The strongest associations were pericardial effusion and atrial flutter, and non-cardiac predictors included carpal tunnel and inflamed joints.

Next, the investigators validated the model in additional large medical claims datasets, and eventually tested the final model in EMR data from Northwestern Medicine in collaboration with the Northwestern Medicine Enterprise Data Warehouse (NMEDW).

Predicting presence of ATTR-CM based on unique combinations of clinical features improved sensitivity and specificity of detection, according to the study. Notably, the non-cardiac features could serve as an important clinical mark to distinguish ATTR-CM heart failure from heart failure caused by other conditions, according to Shah.
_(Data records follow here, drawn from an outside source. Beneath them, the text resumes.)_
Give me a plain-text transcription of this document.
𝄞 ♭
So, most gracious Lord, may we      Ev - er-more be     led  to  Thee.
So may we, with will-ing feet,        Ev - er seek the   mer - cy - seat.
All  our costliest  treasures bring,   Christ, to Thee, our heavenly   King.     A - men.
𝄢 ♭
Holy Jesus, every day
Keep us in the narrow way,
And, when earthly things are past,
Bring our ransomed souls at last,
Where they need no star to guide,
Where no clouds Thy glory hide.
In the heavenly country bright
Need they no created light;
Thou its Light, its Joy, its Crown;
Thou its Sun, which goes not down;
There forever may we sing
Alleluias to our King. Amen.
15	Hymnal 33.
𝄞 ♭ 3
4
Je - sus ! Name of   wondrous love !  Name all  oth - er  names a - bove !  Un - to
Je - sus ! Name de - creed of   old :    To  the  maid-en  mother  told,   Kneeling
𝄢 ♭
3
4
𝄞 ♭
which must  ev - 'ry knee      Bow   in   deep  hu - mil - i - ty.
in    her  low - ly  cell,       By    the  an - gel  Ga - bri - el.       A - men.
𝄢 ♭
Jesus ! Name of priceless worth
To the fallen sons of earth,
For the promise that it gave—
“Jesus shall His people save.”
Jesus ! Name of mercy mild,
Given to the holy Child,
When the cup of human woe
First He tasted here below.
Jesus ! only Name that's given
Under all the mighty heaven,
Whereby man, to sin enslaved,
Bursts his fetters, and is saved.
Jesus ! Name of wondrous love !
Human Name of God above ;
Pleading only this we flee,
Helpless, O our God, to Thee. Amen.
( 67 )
"If a heart failure patient presents with spine, joint and tendon problems, that may be a hint that the patient has ATTR-CM," Shah said.

Using medical claims data, rather than echocardiograms or unstructured notes, means this model is generalizable to hospitals across the country. Further, this methodology could be applied to other rare conditions as well, according to Shah.

"It provides us a way to diagnose the disease earlier, but it also helps us identify manifestations of the disease we didn't previously know about," Shah said.

Shah and his collaborators are now prospectively evaluating the accuracy of their machine learning model in patients with heart failure at Northwestern. Eventually, they hope to integrate this model directly into EMR platforms such as Epic, with an upper threshold of ATTR-CM probability that would flag a patient for additional screening tests.